Pedro: Não, dona Salomé, não tem que haver, não. Essa é a história que nos fizeram engolir para nos manter adormecidos. É sim, e não precisa fazer essa cara de espanto. Se não, vamos ver: O que diziam as leis de Moisés. A cada cinqüenta anos, um ano de trégua. Rasgar os títulos de propriedade, esquecer as dívidas, soltar os escravos... Borracha e conta nova. Tudo como no começo. Tudo de todos e de ninguém. Isso era o Ano da Graça que Moisés queria, está ouvindo, o Ano-da-Gra-ça...!
Salomé: Pois que graça me dá esse ano...! Olhe, atira-pedras, não se iluda, desde que a Eva deu a mordida, as coisas são como são e assim continuarão sendo. Isso é a única coisa que eu sei.

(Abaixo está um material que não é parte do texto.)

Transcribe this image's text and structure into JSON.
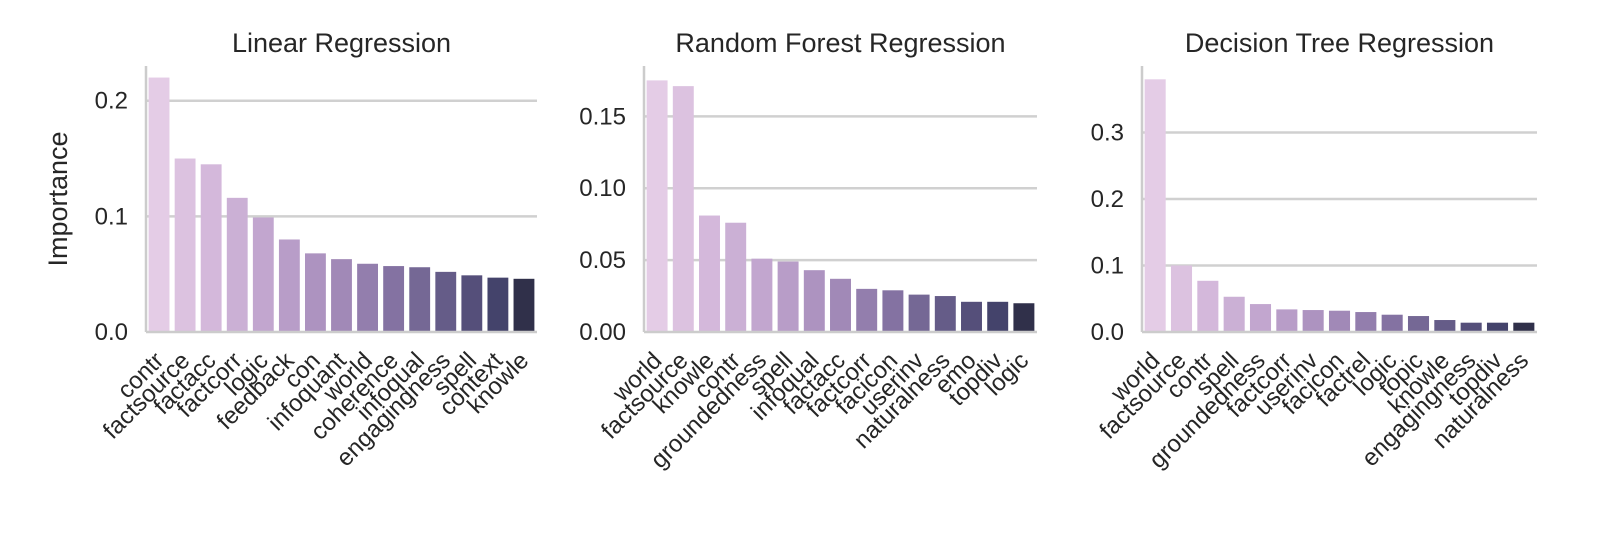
{
  "chart_data": [
    {
      "type": "bar",
      "title": "Linear Regression",
      "ylabel": "Importance",
      "ylim": [
        0,
        0.23
      ],
      "yticks": [
        0.0,
        0.1,
        0.2
      ],
      "ytick_labels": [
        "0.0",
        "0.1",
        "0.2"
      ],
      "grid": true,
      "categories": [
        "contr",
        "factsource",
        "factacc",
        "factcorr",
        "logic",
        "feedback",
        "con",
        "infoquant",
        "world",
        "coherence",
        "infoqual",
        "engagingness",
        "spell",
        "context",
        "knowle"
      ],
      "values": [
        0.22,
        0.15,
        0.145,
        0.116,
        0.099,
        0.08,
        0.068,
        0.063,
        0.059,
        0.057,
        0.056,
        0.052,
        0.049,
        0.047,
        0.046
      ]
    },
    {
      "type": "bar",
      "title": "Random Forest Regression",
      "ylabel": "",
      "ylim": [
        0,
        0.185
      ],
      "yticks": [
        0.0,
        0.05,
        0.1,
        0.15
      ],
      "ytick_labels": [
        "0.00",
        "0.05",
        "0.10",
        "0.15"
      ],
      "grid": true,
      "categories": [
        "world",
        "factsource",
        "knowle",
        "contr",
        "groundedness",
        "spell",
        "infoqual",
        "factacc",
        "factcorr",
        "facicon",
        "userinv",
        "naturalness",
        "emo",
        "topdiv",
        "logic"
      ],
      "values": [
        0.175,
        0.171,
        0.081,
        0.076,
        0.051,
        0.049,
        0.043,
        0.037,
        0.03,
        0.029,
        0.026,
        0.025,
        0.021,
        0.021,
        0.02
      ]
    },
    {
      "type": "bar",
      "title": "Decision Tree Regression",
      "ylabel": "",
      "ylim": [
        0,
        0.4
      ],
      "yticks": [
        0.0,
        0.1,
        0.2,
        0.3
      ],
      "ytick_labels": [
        "0.0",
        "0.1",
        "0.2",
        "0.3"
      ],
      "grid": true,
      "categories": [
        "world",
        "factsource",
        "contr",
        "spell",
        "groundedness",
        "factcorr",
        "userinv",
        "facicon",
        "factrel",
        "logic",
        "topic",
        "knowle",
        "engagingness",
        "topdiv",
        "naturalness"
      ],
      "values": [
        0.38,
        0.1,
        0.077,
        0.053,
        0.042,
        0.034,
        0.033,
        0.032,
        0.03,
        0.026,
        0.024,
        0.018,
        0.014,
        0.014,
        0.014
      ]
    }
  ],
  "colors": [
    "#e4cce6",
    "#dcc2e0",
    "#d4b8db",
    "#cbb0d5",
    "#c2a6cf",
    "#b89dc8",
    "#ad93c0",
    "#a189b7",
    "#937ead",
    "#8472a2",
    "#756895",
    "#655c88",
    "#554f7a",
    "#44436b",
    "#30304a",
    "#262a40"
  ]
}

Tiago: E eu o que sei, é que é muito cômodo dizer isso. Claro, é sempre mais fácil queixar-se que está escuro do que acender uma lamparina. É isso que acontece.
Salomé: Não, o que acontece não é isso. O que acontece é que, ultimamente, vocês meteram um formigueiro no corpo e eu não estou gostando nada disso. Essa febre aumentou desde que o nazareno chegou aqui... Sim, sim, não faça essa cara, Jesus, que você sabe de sobra que isso é verdade... Olhem rapazes, escutem o que eu digo, espantem essas idéias loucas da cabeça, porque se dessa vez lhes quebraram o focinho, da próxima esmigalham todos os ossos!
Jesus: É o que eu dizia antes, João, este vinho é um vinho muito novo...
Salomé: De que vinho você está falando agora, seu condenado?
Jesus: Do Reino de Deus, Salomé, do Reino de Deus que chegou à terra e que arrebenta os odres velhos!

A lua já tinha atravessado a primeira guarda da noite. Lá fora começava a soprar o vento quente do sul... Os olhos de todos brilhavam de curiosidade, iluminados pela luz tremeluzente das lamparinas penduradas na parede... Jesus, sentado no chão, no meio de todos, com as pernas cruzadas, suava e sorria...

Jesus: Amigos, apesar das pancadas, João e eu viemos muito contentes de Nazaré. Nós dois temos dentro uma alegria muito grande. E não queremos escondê-la nem guardá-la só para nós. É a boa notícia que há tantos anos escreveu o profeta Isaias e que lemos lá na minha aldeia e que se cumpre agora. O Reino de Deus chegou! Sim, vizinhos, o tempo se cumpriu. Quando se cumpre o tempo de uma ovelha ter sua cria, os cordeiros nascem. É sua hora, não podem esperar. Esta é a hora de Deus. Deus não espera mais. Ainda que agora sejamos pequenos, Deus nos irá abrindo o caminho e iremos para frente se empurrarmos todos juntos.
Pedro: Bem falado! Eu apoio Jesus!
Tiago: Assim é que se fala, moreno!
Salomé: Um momento, um momento, seus escandalosos!... Essa flauta soa muito bonito. Tudo isso está muito certo. E eu sou a primeira a emprestar meu ombro se fizer falta, pois se é preciso lutar eu já estou treinada com todas as pancadas que tive de dar nesse velhaco do meu marido...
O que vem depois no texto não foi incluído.